Remix.run Logo
anal_reactor 12 hours ago

Can someone explain to me what's the problem? I have very little knowledge of Linux kernel, but I'm curious. I've tried reading a little, but it's jargon over jargon.

alienchow 11 hours ago | parent | next [-]

I'm not familiar with the jargon either, but based on some reading it comes down to how the latest kernel treats process preempts.

Postgres uses spinlocks to hold shared memory for very critical processes. Spinlocks are an infinite loop with no sleep to attempt to hold a lock, thus "spinning". Previous kernels allowed spinlocking processes to run with PREEMPT_NONE. This flag tells the kernel to let the locking process complete their work before doing anything.
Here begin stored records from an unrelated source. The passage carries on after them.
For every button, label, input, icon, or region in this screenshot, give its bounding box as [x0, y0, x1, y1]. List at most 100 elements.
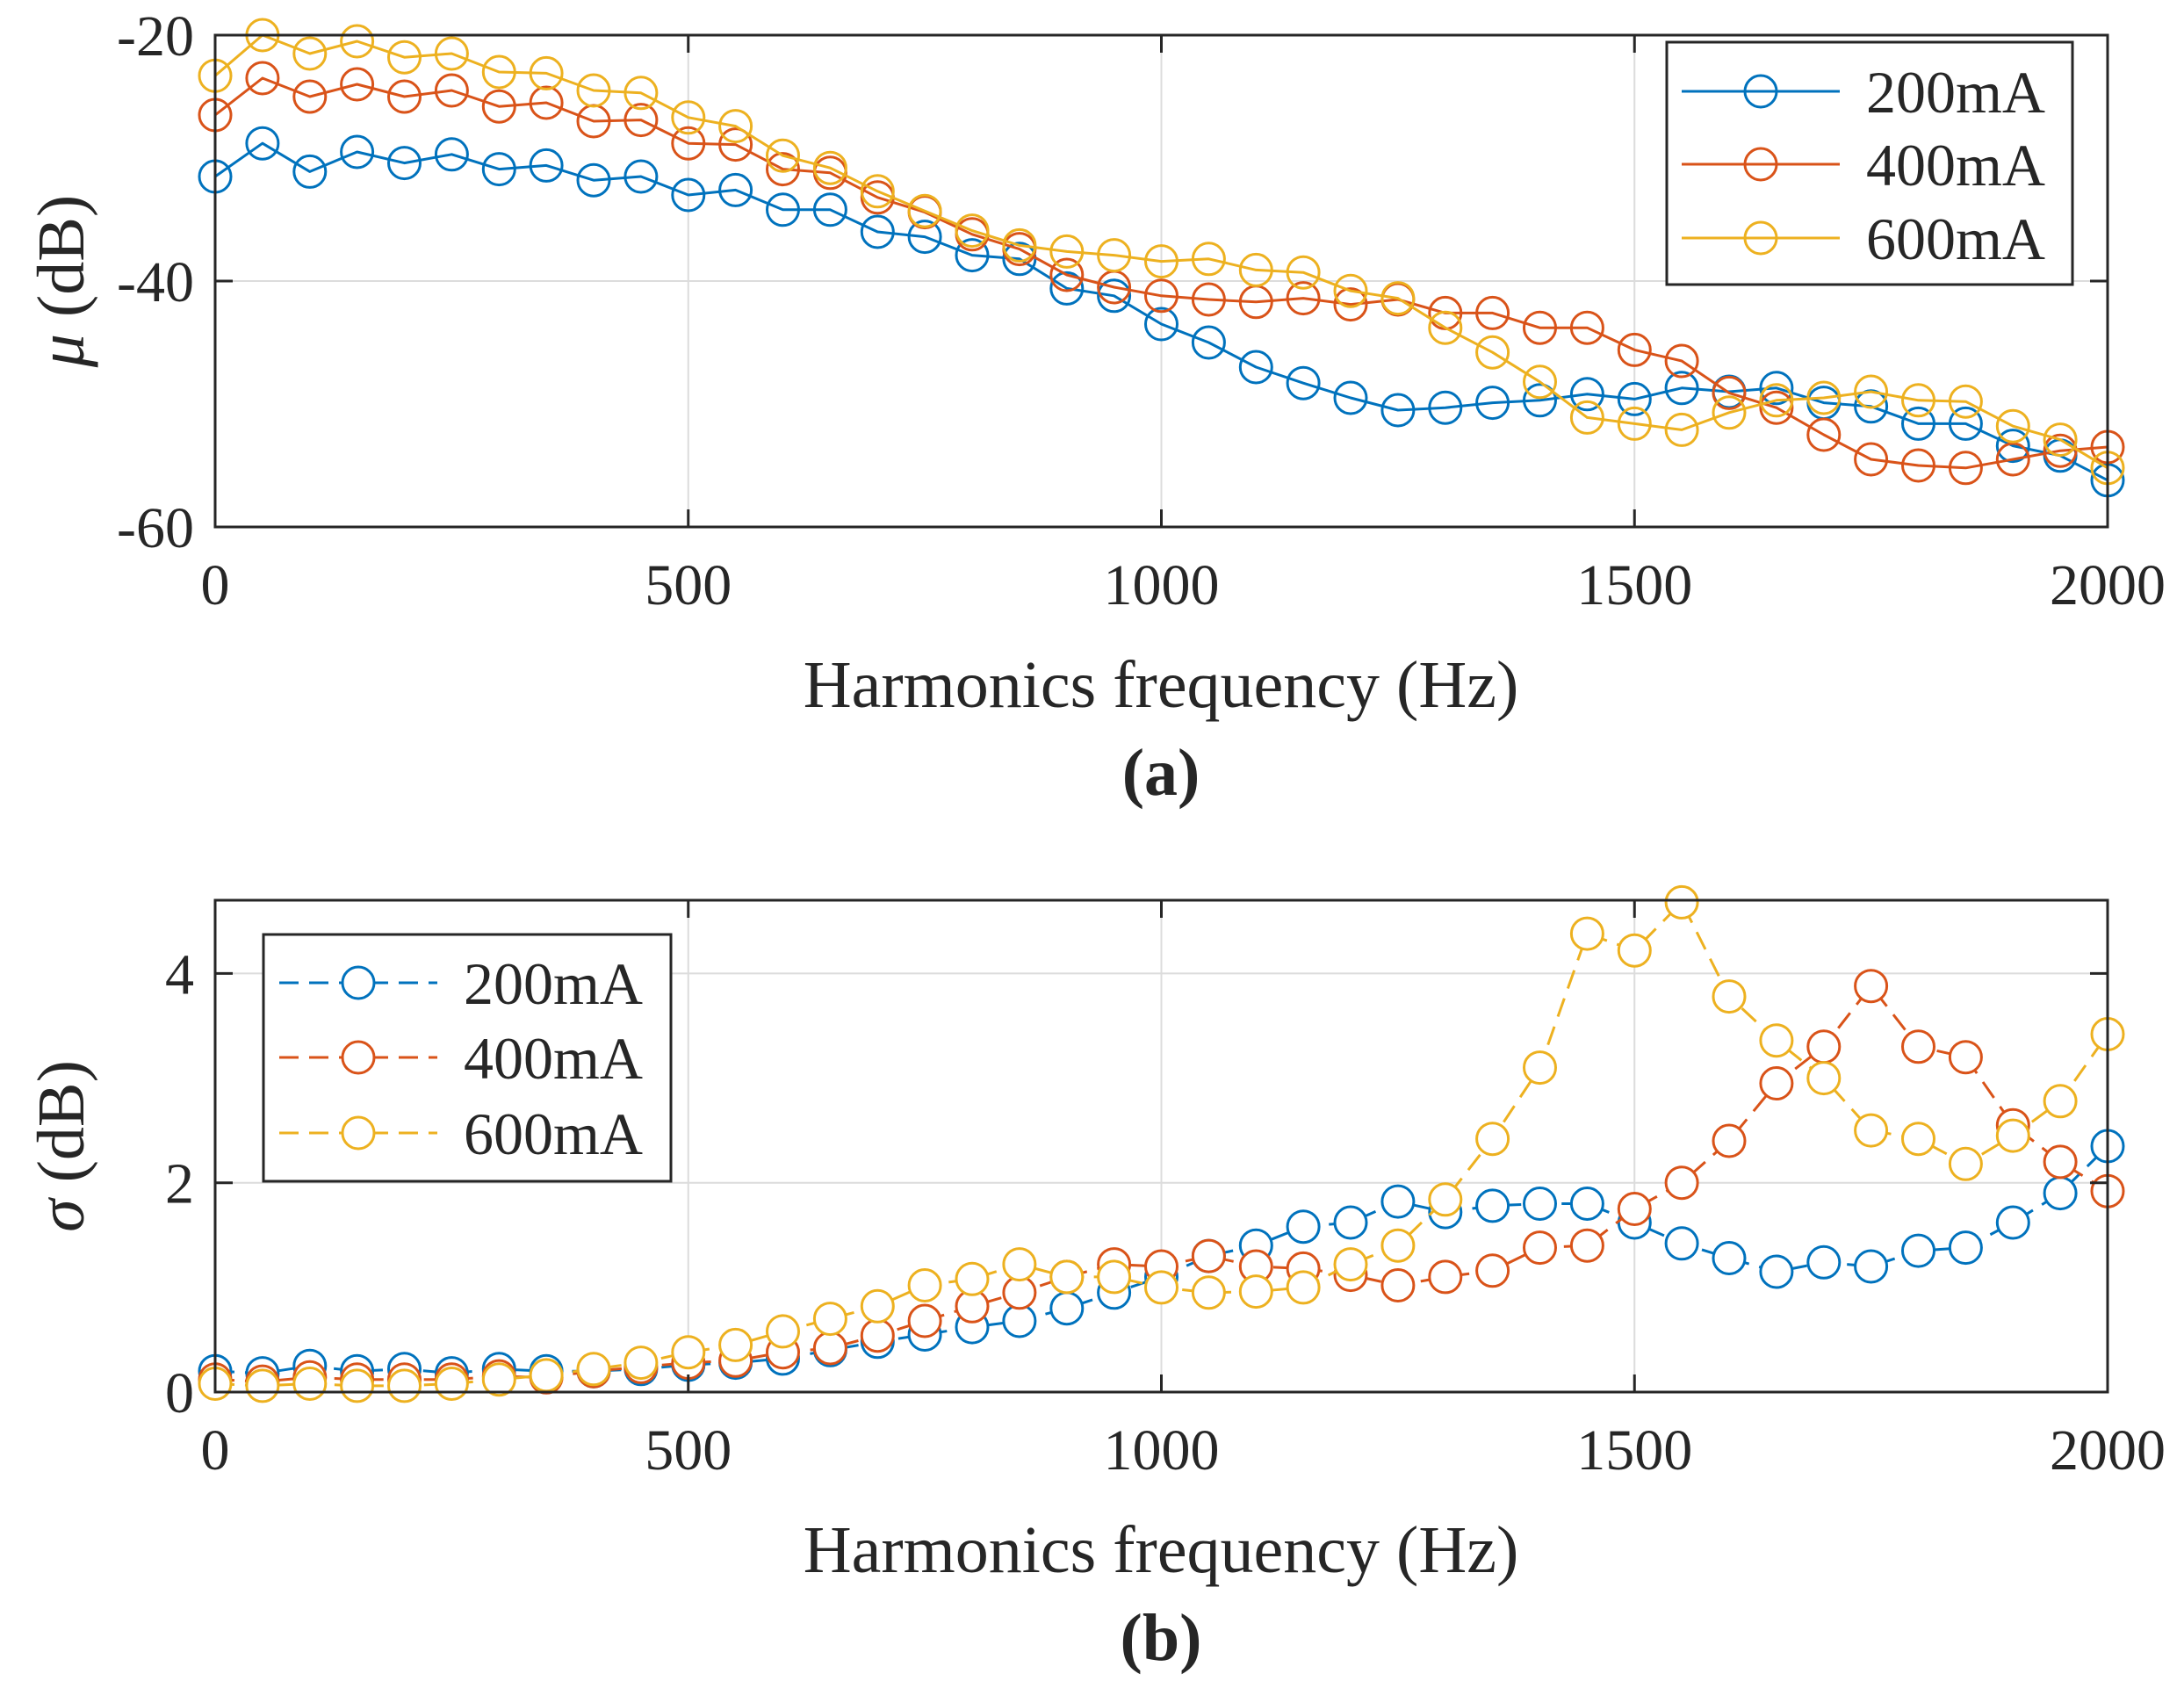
data-point-b-600ma [1002, 1247, 1037, 1282]
legend-entry-b-200mA: 200mA [279, 950, 643, 1017]
data-point-a-400ma [1712, 375, 1747, 410]
panel-b-std-chart: 0 500 1000 1500 2000 0 2 4 Harmonics frequency… [25, 884, 2166, 1675]
legend-a: 200mA 400mA 600mA [1665, 40, 2074, 286]
data-point-b-600ma [812, 1302, 847, 1337]
data-point-a-200ma [340, 134, 375, 170]
data-point-a-600ma [387, 40, 422, 75]
data-point-a-600ma [1948, 384, 1983, 419]
data-point-a-600ma [766, 138, 800, 173]
data-point-b-600ma [1286, 1270, 1321, 1305]
data-point-a-600ma [434, 36, 469, 71]
data-point-b-600ma [1664, 884, 1699, 920]
data-point-b-600ma [1569, 916, 1604, 951]
data-point-b-400ma [1854, 969, 1889, 1004]
data-point-a-200ma [1617, 381, 1652, 416]
data-point-b-200ma [1759, 1254, 1794, 1289]
data-point-a-400ma [1191, 282, 1226, 317]
data-point-a-400ma [1523, 310, 1557, 345]
legend-entry-b-600mA: 600mA [279, 1100, 643, 1167]
data-point-a-600ma [1238, 252, 1273, 287]
data-point-b-400ma [1901, 1029, 1935, 1064]
data-point-a-600ma [481, 54, 516, 90]
data-point-a-200ma [1144, 307, 1178, 342]
y-tick-label: 4 [165, 942, 194, 1006]
data-point-b-400ma [907, 1303, 942, 1338]
panel-a-mean-chart: 0 500 1000 1500 2000 -60 -40 -20 Harmonics fre… [25, 4, 2166, 810]
data-point-a-600ma [1759, 383, 1794, 418]
data-point-a-400ma [1144, 278, 1178, 314]
legend-label-b-600mA: 600mA [464, 1100, 643, 1167]
data-point-a-400ma [340, 67, 375, 102]
data-point-a-600ma [340, 24, 375, 59]
data-point-b-600ma [245, 1368, 280, 1403]
data-point-a-200ma [955, 238, 990, 273]
legend-label-b-200mA: 200mA [464, 950, 643, 1017]
legend-marker-a-400mA [1743, 147, 1778, 182]
data-point-a-600ma [1569, 400, 1604, 435]
data-point-b-600ma [1995, 1118, 2030, 1153]
data-point-a-400ma [292, 79, 328, 114]
data-point-b-600ma [1475, 1122, 1510, 1157]
data-point-a-200ma [245, 126, 280, 161]
data-point-a-400ma [1286, 281, 1321, 316]
data-point-a-400ma [1759, 390, 1794, 425]
y-axis-unit-a: (dB) [25, 195, 98, 334]
legend-marker-b-200mA [341, 965, 376, 1000]
data-point-b-200ma [1569, 1187, 1604, 1221]
data-point-b-600ma [576, 1352, 611, 1387]
data-point-b-400ma [1428, 1259, 1463, 1295]
data-point-a-200ma [718, 172, 753, 207]
data-point-a-200ma [529, 148, 564, 183]
legend-entry-a-600mA: 600mA [1682, 206, 2045, 272]
data-point-a-200ma [434, 137, 469, 172]
panel-label-b: (b) [1121, 1601, 1202, 1675]
x-ticks-b: 0 500 1000 1500 2000 [201, 900, 2166, 1483]
data-point-a-400ma [1806, 417, 1842, 452]
x-tick-label: 1000 [1104, 553, 1220, 617]
data-point-a-600ma [1002, 227, 1037, 263]
data-point-b-600ma [718, 1327, 753, 1362]
data-point-a-400ma [623, 103, 659, 138]
data-point-a-600ma [1428, 310, 1463, 345]
y-axis-symbol-b: σ [25, 1197, 98, 1232]
data-point-b-600ma [671, 1335, 706, 1370]
data-point-b-200ma [1286, 1209, 1321, 1245]
data-point-a-600ma [1049, 234, 1085, 269]
data-point-b-400ma [1191, 1238, 1226, 1273]
data-point-b-200ma [2043, 1176, 2078, 1211]
data-point-b-200ma [1712, 1241, 1747, 1275]
data-point-a-400ma [671, 126, 706, 161]
x-tick-label: 2000 [2050, 1418, 2166, 1483]
series-a-200ma [198, 126, 2125, 498]
data-point-b-600ma [1617, 933, 1652, 968]
data-point-a-400ma [1901, 448, 1935, 483]
panel-label-a: (a) [1122, 736, 1200, 810]
data-point-a-600ma [955, 213, 990, 249]
data-point-a-600ma [623, 76, 659, 111]
data-point-b-200ma [1948, 1230, 1983, 1266]
data-point-b-600ma [2043, 1084, 2078, 1119]
x-tick-label: 0 [201, 553, 230, 617]
data-point-b-200ma [1854, 1249, 1889, 1284]
data-point-a-400ma [245, 61, 280, 96]
y-tick-label: -20 [117, 4, 194, 69]
data-point-b-600ma [1333, 1247, 1368, 1282]
data-point-b-600ma [1948, 1146, 1983, 1181]
data-point-a-400ma [1664, 343, 1699, 379]
legend-entry-b-400mA: 400mA [279, 1025, 643, 1092]
data-point-b-600ma [1428, 1182, 1463, 1217]
data-point-a-600ma [860, 174, 895, 209]
legend-label-a-400mA: 400mA [1866, 132, 2045, 198]
data-point-b-200ma [1664, 1226, 1699, 1261]
data-point-a-200ma [1097, 278, 1132, 314]
data-point-a-400ma [1475, 295, 1510, 330]
data-point-b-600ma [766, 1314, 800, 1349]
legend-marker-b-600mA [341, 1115, 376, 1151]
data-point-a-600ma [1475, 335, 1510, 370]
data-point-b-600ma [1144, 1270, 1178, 1305]
data-point-a-400ma [387, 79, 422, 114]
data-point-b-600ma [292, 1367, 328, 1401]
data-point-a-400ma [1948, 451, 1983, 486]
x-axis-label-b: Harmonics frequency (Hz) [804, 1513, 1519, 1587]
data-point-b-400ma [812, 1331, 847, 1366]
Now the latest kernel removed this functionality and is interrupting spinlocking processes. So if a process that is holding a lock gets interrupted, all other postgres spinlocks processes that need the same lock spin in place for way longer times, leading to performance degradation.

anal_reactor 10 hours ago | parent [-]

Why does it only appear on arm64 and not x86?

adrian_b 10 hours ago | parent [-]

It was not architecture-related. Not using huge pages also reproduced the regression on x86.

I do not know why using huge pages mitigates the regression, but it could be just because when the application uses huge pages it uses spinlocks much less frequently so the additional delays do not accumulate enough to cause a significant performance reduction.

tux3 9 hours ago | parent [-]

The problem is the spinlock being interrupted by a minor fault (you're touching a page of memory for the first time, and the kernel needs to set it up the first time it's actually used)

If your pages are 1GB instead of 4kB, this happens much less often.

tijsvd 10 hours ago | parent | prev [-]

From what I understand in the follow up: postgres uses shared memory for buffers. This shared memory is read by a new connection while locked.

In postgres, connections are handled with a process fork, not a new thread. If such a fork first reads memory, even if it already exists, that causes a minor page fault, which goes back to the kernel so it can update memory mapping tables.

The operation under lock is only a few instructions, but if it takes longer than expected, then that causes lock contention. Regression in the kernel handling minor faults?

The whole thing is then made worse because it's a spinlock, causing all waiting processes to contend over the cpus which adds to kernel processing.

Mitigated by using huge pages, which dramatically reduces the number of mapping entries and faults. I reckon that it could also be mitigated in postgres by pre-faulting all shared memory early?